Within a few seconds my neighbor said that her bladder is being removed, ‘but you can also live well with a stoma’

‘Well, Mr. Vroom, you’re in good hands, aren’t you?’ As an 18-year-old snot from Enschede, I went with this question to interview the terminally ill actor Siem Vroom. I thought the expression meant you were going crescendo.

Eelco MeulemanApr 26, 202211:27

I am certainly not the only cheerful cancer patient.

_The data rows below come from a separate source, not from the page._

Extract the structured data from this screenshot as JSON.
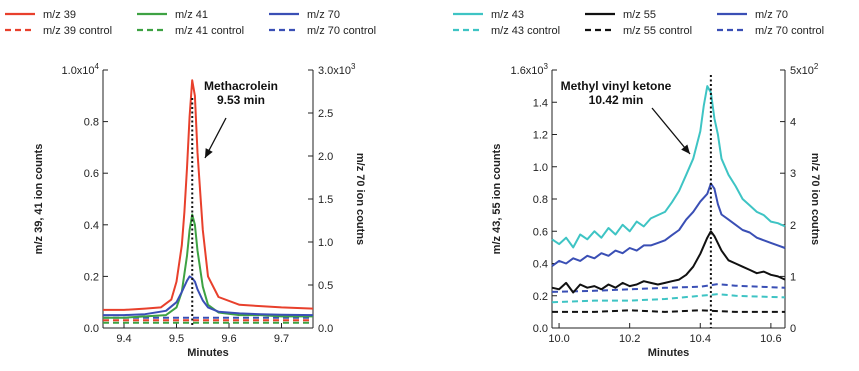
{
  "chart_data": [
    {
      "type": "line",
      "xlabel": "Minutes",
      "ylabel": "m/z 39, 41 ion counts",
      "y2label": "m/z 70 ion coutns",
      "xlim": [
        9.36,
        9.76
      ],
      "ylim": [
        0,
        1.0
      ],
      "y2lim": [
        0,
        3.0
      ],
      "x_ticks": [
        "9.4",
        "9.5",
        "9.6",
        "9.7"
      ],
      "y_ticks": [
        "0.0",
        "0.2",
        "0.4",
        "0.6",
        "0.8",
        "1.0x10"
      ],
      "y_top_exp": "4",
      "y2_ticks": [
        "0.0",
        "0.5",
        "1.0",
        "1.5",
        "2.0",
        "2.5",
        "3.0x10"
      ],
      "y2_top_exp": "3",
      "annotation": {
        "name": "Methacrolein",
        "time": "9.53 min",
        "x": 9.53
      },
      "legend": [
        {
          "label": "m/z 39",
          "color": "#e8402c",
          "dashed": false
        },
        {
          "label": "m/z 41",
          "color": "#3ea243",
          "dashed": false
        },
        {
          "label": "m/z 70",
          "color": "#3a4fb5",
          "dashed": false
        },
        {
          "label": "m/z 39 control",
          "color": "#e8402c",
          "dashed": true
        },
        {
          "label": "m/z 41 control",
          "color": "#3ea243",
          "dashed": true
        },
        {
          "label": "m/z 70 control",
          "color": "#3a4fb5",
          "dashed": true
        }
      ],
      "series": [
        {
          "name": "m/z 39",
          "color": "#e8402c",
          "dashed": false,
          "axis": "left",
          "x": [
            9.36,
            9.4,
            9.44,
            9.47,
            9.49,
            9.5,
            9.51,
            9.515,
            9.52,
            9.525,
            9.53,
            9.535,
            9.54,
            9.55,
            9.56,
            9.58,
            9.62,
            9.66,
            9.7,
            9.76
          ],
          "y": [
            0.07,
            0.07,
            0.075,
            0.08,
            0.11,
            0.18,
            0.32,
            0.45,
            0.62,
            0.82,
            0.96,
            0.9,
            0.68,
            0.38,
            0.2,
            0.12,
            0.09,
            0.085,
            0.08,
            0.075
          ]
        },
        {
          "name": "m/z 41",
          "color": "#3ea243",
          "dashed": false,
          "axis": "left",
          "x": [
            9.36,
            9.4,
            9.44,
            9.48,
            9.5,
            9.51,
            9.52,
            9.525,
            9.53,
            9.535,
            9.54,
            9.55,
            9.56,
            9.58,
            9.62,
            9.66,
            9.7,
            9.76
          ],
          "y": [
            0.04,
            0.04,
            0.045,
            0.05,
            0.08,
            0.14,
            0.28,
            0.38,
            0.44,
            0.4,
            0.3,
            0.16,
            0.09,
            0.06,
            0.05,
            0.05,
            0.045,
            0.045
          ]
        },
        {
          "name": "m/z 70",
          "color": "#3a4fb5",
          "dashed": false,
          "axis": "right",
          "x": [
            9.36,
            9.4,
            9.44,
            9.48,
            9.5,
            9.51,
            9.52,
            9.525,
            9.53,
            9.535,
            9.54,
            9.55,
            9.56,
            9.58,
            9.62,
            9.66,
            9.7,
            9.76
          ],
          "y": [
            0.15,
            0.15,
            0.16,
            0.2,
            0.3,
            0.42,
            0.55,
            0.6,
            0.58,
            0.54,
            0.45,
            0.32,
            0.24,
            0.19,
            0.17,
            0.16,
            0.155,
            0.15
          ]
        },
        {
          "name": "m/z 39 control",
          "color": "#e8402c",
          "dashed": true,
          "axis": "left",
          "x": [
            9.36,
            9.76
          ],
          "y": [
            0.03,
            0.03
          ]
        },
        {
          "name": "m/z 41 control",
          "color": "#3ea243",
          "dashed": true,
          "axis": "left",
          "x": [
            9.36,
            9.76
          ],
          "y": [
            0.02,
            0.02
          ]
        },
        {
          "name": "m/z 70 control",
          "color": "#3a4fb5",
          "dashed": true,
          "axis": "right",
          "x": [
            9.36,
            9.76
          ],
          "y": [
            0.12,
            0.12
          ]
        }
      ]
    },
    {
      "type": "line",
      "xlabel": "Minutes",
      "ylabel": "m/z 43, 55 ion counts",
      "y2label": "m/z 70 ion coutns",
      "xlim": [
        9.98,
        10.64
      ],
      "ylim": [
        0,
        1.6
      ],
      "y2lim": [
        0,
        5
      ],
      "x_ticks": [
        "10.0",
        "10.2",
        "10.4",
        "10.6"
      ],
      "y_ticks": [
        "0.0",
        "0.2",
        "0.4",
        "0.6",
        "0.8",
        "1.0",
        "1.2",
        "1.4",
        "1.6x10"
      ],
      "y_top_exp": "3",
      "y2_ticks": [
        "0",
        "1",
        "2",
        "3",
        "4",
        "5x10"
      ],
      "y2_top_exp": "2",
      "annotation": {
        "name": "Methyl vinyl ketone",
        "time": "10.42 min",
        "x": 10.43
      },
      "legend": [
        {
          "label": "m/z 43",
          "color": "#3ec4c4",
          "dashed": false
        },
        {
          "label": "m/z 55",
          "color": "#111111",
          "dashed": false
        },
        {
          "label": "m/z 70",
          "color": "#3a4fb5",
          "dashed": false
        },
        {
          "label": "m/z 43 control",
          "color": "#3ec4c4",
          "dashed": true
        },
        {
          "label": "m/z 55 control",
          "color": "#111111",
          "dashed": true
        },
        {
          "label": "m/z 70 control",
          "color": "#3a4fb5",
          "dashed": true
        }
      ],
      "series": [
        {
          "name": "m/z 43",
          "color": "#3ec4c4",
          "dashed": false,
          "axis": "left",
          "x": [
            9.98,
            10.0,
            10.02,
            10.04,
            10.06,
            10.08,
            10.1,
            10.12,
            10.14,
            10.16,
            10.18,
            10.2,
            10.22,
            10.24,
            10.26,
            10.28,
            10.3,
            10.32,
            10.34,
            10.36,
            10.38,
            10.4,
            10.41,
            10.42,
            10.43,
            10.44,
            10.45,
            10.46,
            10.48,
            10.5,
            10.52,
            10.54,
            10.56,
            10.58,
            10.6,
            10.62,
            10.64
          ],
          "y": [
            0.55,
            0.52,
            0.56,
            0.5,
            0.58,
            0.55,
            0.6,
            0.56,
            0.62,
            0.58,
            0.64,
            0.6,
            0.66,
            0.63,
            0.68,
            0.7,
            0.72,
            0.78,
            0.85,
            0.95,
            1.05,
            1.22,
            1.38,
            1.5,
            1.46,
            1.3,
            1.2,
            1.05,
            0.95,
            0.88,
            0.8,
            0.76,
            0.72,
            0.7,
            0.66,
            0.65,
            0.63
          ]
        },
        {
          "name": "m/z 55",
          "color": "#111111",
          "dashed": false,
          "axis": "left",
          "x": [
            9.98,
            10.0,
            10.02,
            10.04,
            10.06,
            10.08,
            10.1,
            10.12,
            10.14,
            10.16,
            10.18,
            10.2,
            10.22,
            10.24,
            10.26,
            10.28,
            10.3,
            10.32,
            10.34,
            10.36,
            10.38,
            10.4,
            10.42,
            10.43,
            10.44,
            10.46,
            10.48,
            10.5,
            10.52,
            10.54,
            10.56,
            10.58,
            10.6,
            10.62,
            10.64
          ],
          "y": [
            0.25,
            0.24,
            0.28,
            0.22,
            0.27,
            0.25,
            0.26,
            0.24,
            0.27,
            0.25,
            0.28,
            0.26,
            0.27,
            0.29,
            0.28,
            0.27,
            0.28,
            0.29,
            0.3,
            0.33,
            0.38,
            0.46,
            0.56,
            0.6,
            0.57,
            0.48,
            0.42,
            0.4,
            0.38,
            0.36,
            0.34,
            0.35,
            0.33,
            0.32,
            0.3
          ]
        },
        {
          "name": "m/z 70",
          "color": "#3a4fb5",
          "dashed": false,
          "axis": "right",
          "x": [
            9.98,
            10.0,
            10.02,
            10.04,
            10.06,
            10.08,
            10.1,
            10.12,
            10.14,
            10.16,
            10.18,
            10.2,
            10.22,
            10.24,
            10.26,
            10.28,
            10.3,
            10.32,
            10.34,
            10.36,
            10.38,
            10.4,
            10.42,
            10.43,
            10.44,
            10.45,
            10.46,
            10.48,
            10.5,
            10.52,
            10.54,
            10.56,
            10.58,
            10.6,
            10.62,
            10.64
          ],
          "y": [
            1.2,
            1.3,
            1.25,
            1.35,
            1.3,
            1.4,
            1.35,
            1.45,
            1.4,
            1.5,
            1.45,
            1.55,
            1.5,
            1.6,
            1.6,
            1.65,
            1.7,
            1.8,
            1.9,
            2.1,
            2.25,
            2.45,
            2.6,
            2.8,
            2.7,
            2.4,
            2.2,
            2.1,
            2.0,
            1.9,
            1.85,
            1.75,
            1.7,
            1.65,
            1.6,
            1.55
          ]
        },
        {
          "name": "m/z 43 control",
          "color": "#3ec4c4",
          "dashed": true,
          "axis": "left",
          "x": [
            9.98,
            10.1,
            10.2,
            10.3,
            10.4,
            10.45,
            10.5,
            10.64
          ],
          "y": [
            0.16,
            0.17,
            0.17,
            0.18,
            0.2,
            0.21,
            0.2,
            0.19
          ]
        },
        {
          "name": "m/z 55 control",
          "color": "#111111",
          "dashed": true,
          "axis": "left",
          "x": [
            9.98,
            10.1,
            10.2,
            10.3,
            10.4,
            10.5,
            10.64
          ],
          "y": [
            0.1,
            0.1,
            0.11,
            0.1,
            0.11,
            0.1,
            0.1
          ]
        },
        {
          "name": "m/z 70 control",
          "color": "#3a4fb5",
          "dashed": true,
          "axis": "right",
          "x": [
            9.98,
            10.1,
            10.2,
            10.3,
            10.4,
            10.45,
            10.5,
            10.64
          ],
          "y": [
            0.7,
            0.72,
            0.75,
            0.78,
            0.8,
            0.85,
            0.82,
            0.78
          ]
        }
      ]
    }
  ]
}
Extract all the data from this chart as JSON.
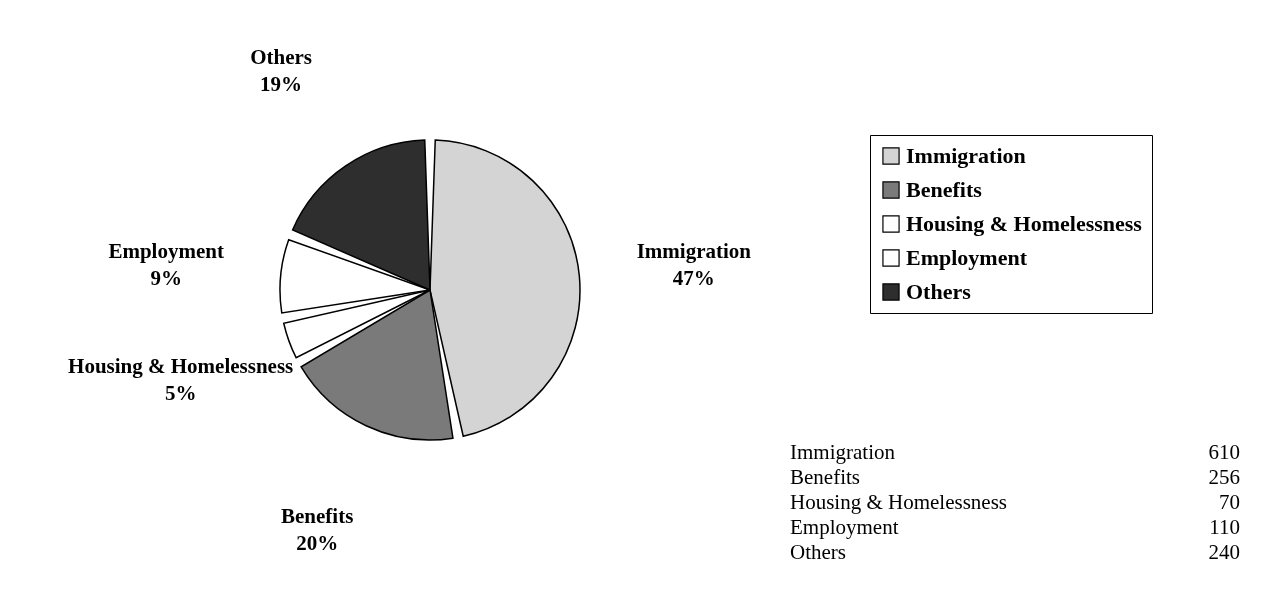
{
  "chart_data": {
    "type": "pie",
    "categories": [
      "Immigration",
      "Benefits",
      "Housing & Homelessness",
      "Employment",
      "Others"
    ],
    "values": [
      47,
      20,
      5,
      9,
      19
    ],
    "colors": [
      "#d4d4d4",
      "#7a7a7a",
      "#ffffff",
      "#ffffff",
      "#2e2e2e"
    ],
    "value_labels": [
      "47%",
      "20%",
      "5%",
      "9%",
      "19%"
    ],
    "annotations": [
      "610",
      "256",
      "70",
      "110",
      "240"
    ],
    "legend": "right"
  }
}
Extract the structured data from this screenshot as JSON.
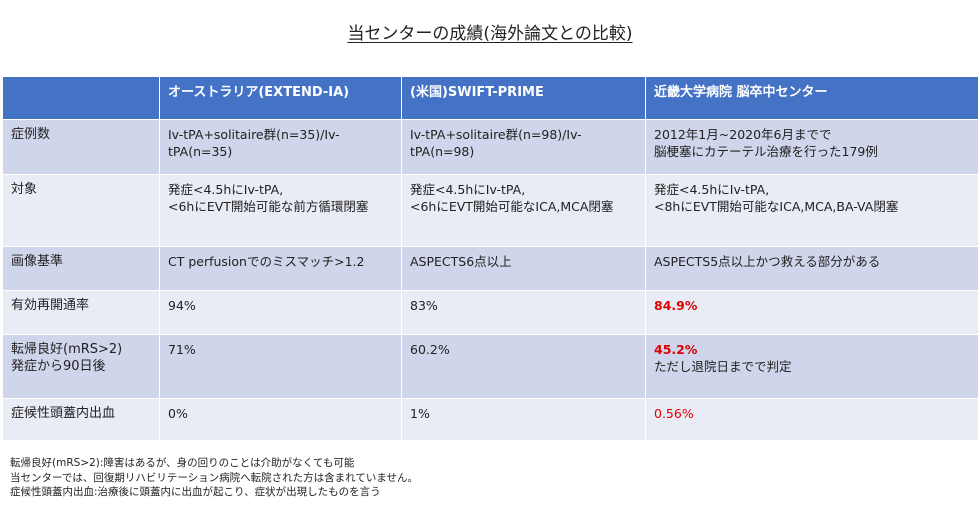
{
  "title": "当センターの成績(海外論文との比較)",
  "table": {
    "headers": [
      "",
      "オーストラリア(EXTEND-IA)",
      "(米国)SWIFT-PRIME",
      "近畿大学病院 脳卒中センター"
    ],
    "rows": [
      {
        "label": "症例数",
        "extend": "Iv-tPA+solitaire群(n=35)/Iv-tPA(n=35)",
        "swift": "Iv-tPA+solitaire群(n=98)/Iv-tPA(n=98)",
        "kindai": "2012年1月~2020年6月までで",
        "kindai2": "脳梗塞にカテーテル治療を行った179例"
      },
      {
        "label": "対象",
        "extend": "発症<4.5hにIv-tPA,",
        "extend2": "<6hにEVT開始可能な前方循環閉塞",
        "swift": "発症<4.5hにIv-tPA,",
        "swift2": "<6hにEVT開始可能なICA,MCA閉塞",
        "kindai": "発症<4.5hにIv-tPA,",
        "kindai2": "<8hにEVT開始可能なICA,MCA,BA-VA閉塞"
      },
      {
        "label": "画像基準",
        "extend": "CT perfusionでのミスマッチ>1.2",
        "swift": "ASPECTS6点以上",
        "kindai": "ASPECTS5点以上かつ救える部分がある"
      },
      {
        "label": "有効再開通率",
        "extend": "94%",
        "swift": "83%",
        "kindai": "84.9%"
      },
      {
        "label": "転帰良好(mRS>2)",
        "label2": "発症から90日後",
        "extend": "71%",
        "swift": "60.2%",
        "kindai": "45.2%",
        "kindai2": "ただし退院日までで判定"
      },
      {
        "label": "症候性頭蓋内出血",
        "extend": "0%",
        "swift": "1%",
        "kindai": "0.56%"
      }
    ]
  },
  "notes": [
    "転帰良好(mRS>2):障害はあるが、身の回りのことは介助がなくても可能",
    "当センターでは、回復期リハビリテーション病院へ転院された方は含まれていません。",
    "症候性頭蓋内出血:治療後に頭蓋内に出血が起こり、症状が出現したものを言う"
  ],
  "colors": {
    "header_bg": "#4472c4",
    "row_odd": "#cfd5ea",
    "row_even": "#e9ebf5",
    "highlight": "#e00000"
  }
}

The lady who waited with me in a room told me within a few seconds that she had to undergo a few more chemo’s before her bladder would be removed, ‘but you can live well with a stoma’.

This was her second chemo, and the first hadn’t been easy for her. Especially that rock taste in your mouth, is that just as bad the second time around? No ma’am, you get used to it, I said truthfully. And it gets better. Yes, she laughed, I thought so.

We came to lie opposite each other and this purebred Amsterdam girl, a super friendly lady of 78 years, talked cheerfully and endlessly. She lived in the Vinkenstraat in Amsterdam, which reminded me of the most painful moment of my then still young journalistic career.

In 1979 the actor Siem Vroom lived in Die Vinkenstraat, and I went as an 18-year-old snot from Enschede with the only other gay editor of Daily newspaper Tubantia interview. Vroom was a valued actor of small roles (a lot of TV) and now had the glorious lead in The othersa play about AIDS – the disease from which Vroom himself would die not much later.

He deservedly received great reviews, his career was on the rise when he knew he was dying (we knew that too), he was a very nice and gentle man and I wanted to let him know that in the form of a empathetic question too.

I started that question with an expression that I’d always understood to mean you’re going crescendo, but which means just the opposite: ‘Well, Mr. Vroom, you’re in good shape now, aren’t you?’ I saw Vroom go pale, felt a stabbing poke from my colleague in my side, and I have completely forgotten the rest.

Image Gees Voorhees

Madame had not known Siem Vroom. In the meantime her husband had come and sat down next to her bed, a good guy with a red nose whom I thought I heard twice say the word ‘gin factory’. At the same time, the lady diagonally across from me was allowed to go home again. That’s quite a journey, she said. First with the ambulance, and then waiting for the fire brigade to lift her up. “But hey, I don’t have much else to do anyway.”

There was a lot of laughter in this room, also by the woman next to me who I couldn’t understand because she didn’t have her teeth in it.

The jenever factory turned out to have blown in from the former Yugoslavia forty years ago. They had been happy just as long. “I’m the only one who understands him, but I’m used to that.”

And it was also nice to live in the Vinkenstraat.

Volkskrant journalist Eelco Meuleman (60), who has been diagnosed with terminal kidney cancer, writes weekly about his life.